Um teólogo (des)embrulhado na (p)an(d)emia (14)

Foto: João Lopes Cardoso

Uma das muitas coisas que tenho aprendido com os meus alunos, mormente em provas orais, é o lema “duvidar; ciciar”. Às vezes isso funciona: na incerteza, opte-se pelo sussurrar, dado que o nosso colocutor, ouvindo apenas sons e numa espécie de Rorschach auditivo, pode pensar que estamos a dizer o que ele anseia escutar.

Por Alexandre Freire Duarte

Tenho vindo a duvidar da utilidade de abordar frontalmente o que me motiva a escrever estas palavras, tendo usualmente sido oblíquo, esperando e confiando que me entenderão. Mas creio que, com esta nova “reabertura”, é oportuno ser mais directo e assertivo. Não direi nada de novo face ao que já referi nesta rubrica, mas quer neste texto, quer nos próximos, serei mais explícito.

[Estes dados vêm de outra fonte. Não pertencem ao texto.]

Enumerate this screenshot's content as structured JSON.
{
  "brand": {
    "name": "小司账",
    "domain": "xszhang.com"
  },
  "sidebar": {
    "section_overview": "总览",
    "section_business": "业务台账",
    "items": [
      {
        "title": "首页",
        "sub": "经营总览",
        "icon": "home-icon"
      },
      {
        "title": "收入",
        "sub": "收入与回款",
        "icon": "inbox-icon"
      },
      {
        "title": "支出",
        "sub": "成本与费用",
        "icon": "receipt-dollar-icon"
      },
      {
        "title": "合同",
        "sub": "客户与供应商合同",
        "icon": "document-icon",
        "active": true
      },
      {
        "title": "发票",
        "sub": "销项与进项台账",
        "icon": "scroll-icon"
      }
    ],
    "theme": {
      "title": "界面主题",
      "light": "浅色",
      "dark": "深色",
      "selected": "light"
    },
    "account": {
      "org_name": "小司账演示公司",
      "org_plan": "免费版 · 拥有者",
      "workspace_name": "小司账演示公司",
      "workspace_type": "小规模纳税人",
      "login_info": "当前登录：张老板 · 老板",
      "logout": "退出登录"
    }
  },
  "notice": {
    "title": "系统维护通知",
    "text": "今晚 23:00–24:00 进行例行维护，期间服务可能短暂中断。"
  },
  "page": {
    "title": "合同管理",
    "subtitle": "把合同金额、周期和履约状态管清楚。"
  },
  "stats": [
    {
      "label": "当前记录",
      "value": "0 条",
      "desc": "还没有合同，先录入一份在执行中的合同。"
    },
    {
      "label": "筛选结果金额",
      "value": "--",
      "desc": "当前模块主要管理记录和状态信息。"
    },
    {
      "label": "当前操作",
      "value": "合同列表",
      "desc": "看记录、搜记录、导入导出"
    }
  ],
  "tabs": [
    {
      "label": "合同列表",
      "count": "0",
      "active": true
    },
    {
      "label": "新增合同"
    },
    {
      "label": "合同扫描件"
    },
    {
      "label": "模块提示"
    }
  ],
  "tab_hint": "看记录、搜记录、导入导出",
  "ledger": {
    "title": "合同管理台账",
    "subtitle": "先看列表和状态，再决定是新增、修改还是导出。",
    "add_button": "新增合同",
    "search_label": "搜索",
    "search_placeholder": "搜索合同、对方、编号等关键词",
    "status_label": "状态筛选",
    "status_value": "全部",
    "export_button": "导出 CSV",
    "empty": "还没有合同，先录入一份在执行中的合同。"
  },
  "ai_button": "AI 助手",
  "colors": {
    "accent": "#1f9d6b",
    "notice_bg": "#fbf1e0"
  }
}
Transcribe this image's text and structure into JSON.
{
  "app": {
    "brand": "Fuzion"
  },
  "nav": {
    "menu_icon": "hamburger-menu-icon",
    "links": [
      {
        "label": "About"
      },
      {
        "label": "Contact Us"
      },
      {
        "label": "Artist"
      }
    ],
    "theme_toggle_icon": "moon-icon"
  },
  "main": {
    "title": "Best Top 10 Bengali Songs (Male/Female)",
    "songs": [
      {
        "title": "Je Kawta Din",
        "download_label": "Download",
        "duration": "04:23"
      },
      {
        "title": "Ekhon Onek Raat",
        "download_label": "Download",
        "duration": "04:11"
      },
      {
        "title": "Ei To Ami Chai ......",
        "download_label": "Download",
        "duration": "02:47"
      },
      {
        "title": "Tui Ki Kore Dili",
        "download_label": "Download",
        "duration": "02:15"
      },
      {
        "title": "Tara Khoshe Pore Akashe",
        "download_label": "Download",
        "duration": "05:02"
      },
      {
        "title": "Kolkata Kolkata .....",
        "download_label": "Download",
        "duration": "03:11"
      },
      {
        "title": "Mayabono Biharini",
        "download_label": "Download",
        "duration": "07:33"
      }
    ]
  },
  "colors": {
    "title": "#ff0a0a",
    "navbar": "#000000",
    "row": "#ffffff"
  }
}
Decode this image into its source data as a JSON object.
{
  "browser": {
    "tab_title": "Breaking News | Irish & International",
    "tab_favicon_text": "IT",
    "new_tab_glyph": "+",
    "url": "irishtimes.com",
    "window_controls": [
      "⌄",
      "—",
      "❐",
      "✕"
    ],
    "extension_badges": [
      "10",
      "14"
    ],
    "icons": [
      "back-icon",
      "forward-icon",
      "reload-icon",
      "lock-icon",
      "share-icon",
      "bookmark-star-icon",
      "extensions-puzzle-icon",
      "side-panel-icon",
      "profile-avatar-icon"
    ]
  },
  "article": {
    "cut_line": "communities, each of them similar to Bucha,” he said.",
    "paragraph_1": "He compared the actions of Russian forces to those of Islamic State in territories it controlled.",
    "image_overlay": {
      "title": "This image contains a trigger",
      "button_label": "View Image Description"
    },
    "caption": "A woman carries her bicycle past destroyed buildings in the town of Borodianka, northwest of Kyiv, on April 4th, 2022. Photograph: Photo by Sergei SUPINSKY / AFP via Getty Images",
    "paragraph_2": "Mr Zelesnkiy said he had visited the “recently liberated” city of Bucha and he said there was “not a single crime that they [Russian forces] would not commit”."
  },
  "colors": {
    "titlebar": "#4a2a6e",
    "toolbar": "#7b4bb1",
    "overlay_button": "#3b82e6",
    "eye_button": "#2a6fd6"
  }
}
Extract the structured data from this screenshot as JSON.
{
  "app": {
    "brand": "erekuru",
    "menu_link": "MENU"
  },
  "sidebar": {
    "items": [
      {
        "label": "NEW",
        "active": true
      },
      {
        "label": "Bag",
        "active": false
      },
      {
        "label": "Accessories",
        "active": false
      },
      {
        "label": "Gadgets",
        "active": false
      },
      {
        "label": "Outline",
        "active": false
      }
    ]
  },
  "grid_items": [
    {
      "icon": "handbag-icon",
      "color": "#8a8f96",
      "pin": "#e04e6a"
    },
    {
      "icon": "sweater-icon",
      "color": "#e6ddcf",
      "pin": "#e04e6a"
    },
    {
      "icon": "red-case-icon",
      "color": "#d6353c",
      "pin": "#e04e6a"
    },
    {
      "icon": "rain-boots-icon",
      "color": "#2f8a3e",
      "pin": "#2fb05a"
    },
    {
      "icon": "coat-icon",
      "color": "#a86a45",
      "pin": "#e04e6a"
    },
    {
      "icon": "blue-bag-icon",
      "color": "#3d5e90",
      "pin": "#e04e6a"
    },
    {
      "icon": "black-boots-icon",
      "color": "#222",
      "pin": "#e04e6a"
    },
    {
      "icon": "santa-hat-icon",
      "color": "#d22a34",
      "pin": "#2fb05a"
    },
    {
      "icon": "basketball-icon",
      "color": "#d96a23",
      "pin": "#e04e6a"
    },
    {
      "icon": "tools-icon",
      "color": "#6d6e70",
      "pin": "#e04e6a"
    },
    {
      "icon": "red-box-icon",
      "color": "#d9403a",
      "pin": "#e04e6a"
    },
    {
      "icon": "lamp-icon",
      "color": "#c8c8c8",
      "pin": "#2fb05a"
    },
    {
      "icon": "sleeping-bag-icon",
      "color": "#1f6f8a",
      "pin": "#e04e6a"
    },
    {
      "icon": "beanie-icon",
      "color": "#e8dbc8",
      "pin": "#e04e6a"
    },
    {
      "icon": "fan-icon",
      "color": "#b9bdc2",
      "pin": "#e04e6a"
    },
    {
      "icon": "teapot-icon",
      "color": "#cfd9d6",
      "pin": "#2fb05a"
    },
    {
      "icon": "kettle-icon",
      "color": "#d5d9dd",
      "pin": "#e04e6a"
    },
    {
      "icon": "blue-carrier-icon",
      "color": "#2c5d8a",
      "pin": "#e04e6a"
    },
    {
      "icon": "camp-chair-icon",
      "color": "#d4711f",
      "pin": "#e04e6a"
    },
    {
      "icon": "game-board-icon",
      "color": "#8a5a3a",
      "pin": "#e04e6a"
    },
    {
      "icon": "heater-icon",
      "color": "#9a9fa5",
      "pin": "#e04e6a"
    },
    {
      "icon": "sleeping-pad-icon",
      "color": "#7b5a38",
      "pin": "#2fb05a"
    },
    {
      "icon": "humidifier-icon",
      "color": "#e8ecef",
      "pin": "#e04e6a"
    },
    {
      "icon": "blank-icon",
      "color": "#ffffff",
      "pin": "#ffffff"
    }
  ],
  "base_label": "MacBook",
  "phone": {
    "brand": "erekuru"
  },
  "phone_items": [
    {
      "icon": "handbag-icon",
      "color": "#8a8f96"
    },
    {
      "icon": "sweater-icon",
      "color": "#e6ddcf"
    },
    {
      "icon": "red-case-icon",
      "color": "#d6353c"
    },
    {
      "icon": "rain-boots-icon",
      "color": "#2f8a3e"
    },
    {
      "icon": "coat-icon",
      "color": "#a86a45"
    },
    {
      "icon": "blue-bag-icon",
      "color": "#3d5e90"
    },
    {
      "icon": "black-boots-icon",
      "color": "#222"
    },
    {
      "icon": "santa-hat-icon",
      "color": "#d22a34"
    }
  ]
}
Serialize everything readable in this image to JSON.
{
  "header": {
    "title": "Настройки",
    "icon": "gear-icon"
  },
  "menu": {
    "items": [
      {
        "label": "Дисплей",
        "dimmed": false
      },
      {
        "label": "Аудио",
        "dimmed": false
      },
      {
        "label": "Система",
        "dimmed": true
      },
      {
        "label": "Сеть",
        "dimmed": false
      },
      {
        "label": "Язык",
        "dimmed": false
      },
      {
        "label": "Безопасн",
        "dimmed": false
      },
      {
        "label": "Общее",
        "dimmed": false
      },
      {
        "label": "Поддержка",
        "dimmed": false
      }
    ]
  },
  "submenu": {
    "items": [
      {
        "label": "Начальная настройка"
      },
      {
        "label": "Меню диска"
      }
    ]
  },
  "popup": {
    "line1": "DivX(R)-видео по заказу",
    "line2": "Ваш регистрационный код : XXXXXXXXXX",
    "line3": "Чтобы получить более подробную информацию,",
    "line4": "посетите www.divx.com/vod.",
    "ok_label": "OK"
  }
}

Estimo não haver alguma forma fecunda de, como cristãos, olharmos para esta pandemia – as suas causas, o como a vivermos (inclusive diante da morte biológica) e o tentarmos evitar outras – senão desde uma abordagem espiritual. Isto implica que cada pessoa que o intente realizar, saiba que é essencial andar a “passo de amor”. Só assim é que nada do que ela fizer irá remeter para um qualquer ídolo, em vez de fomentar, em si e nos demais, uma vida de liberdade íntima. Aquela vida que surge da ligação córdica a um Jesus pascal que permite que tal liberdade seja, não um estar isento de limitações, mas um querer fazer o que nos indica o amor autêntico.

Com efeito, tudo nos três aspectos mencionados no parágrafo anterior, toca uma matriz baseada na (in)existência de uma salutar relação espiritual, mormente comunitária e litúrgico-sacramental, com Deus-Amor. Uma relação de hálito sanante a hálito sanável, numa recusa frontal de crer, e fazer crer, que a “espiritualidade” é um converter em poesia a teologia, num intento de fuga de uma racionalidade que lhe é tão distintiva quanto necessária. O resto virá por acréscimo à atenção dada a tal relação, sendo que esse mesmo “resto” deverá convergir na própria espiritualidade (esse hino actual ao que será a vida de todos nós em Deus-Amor).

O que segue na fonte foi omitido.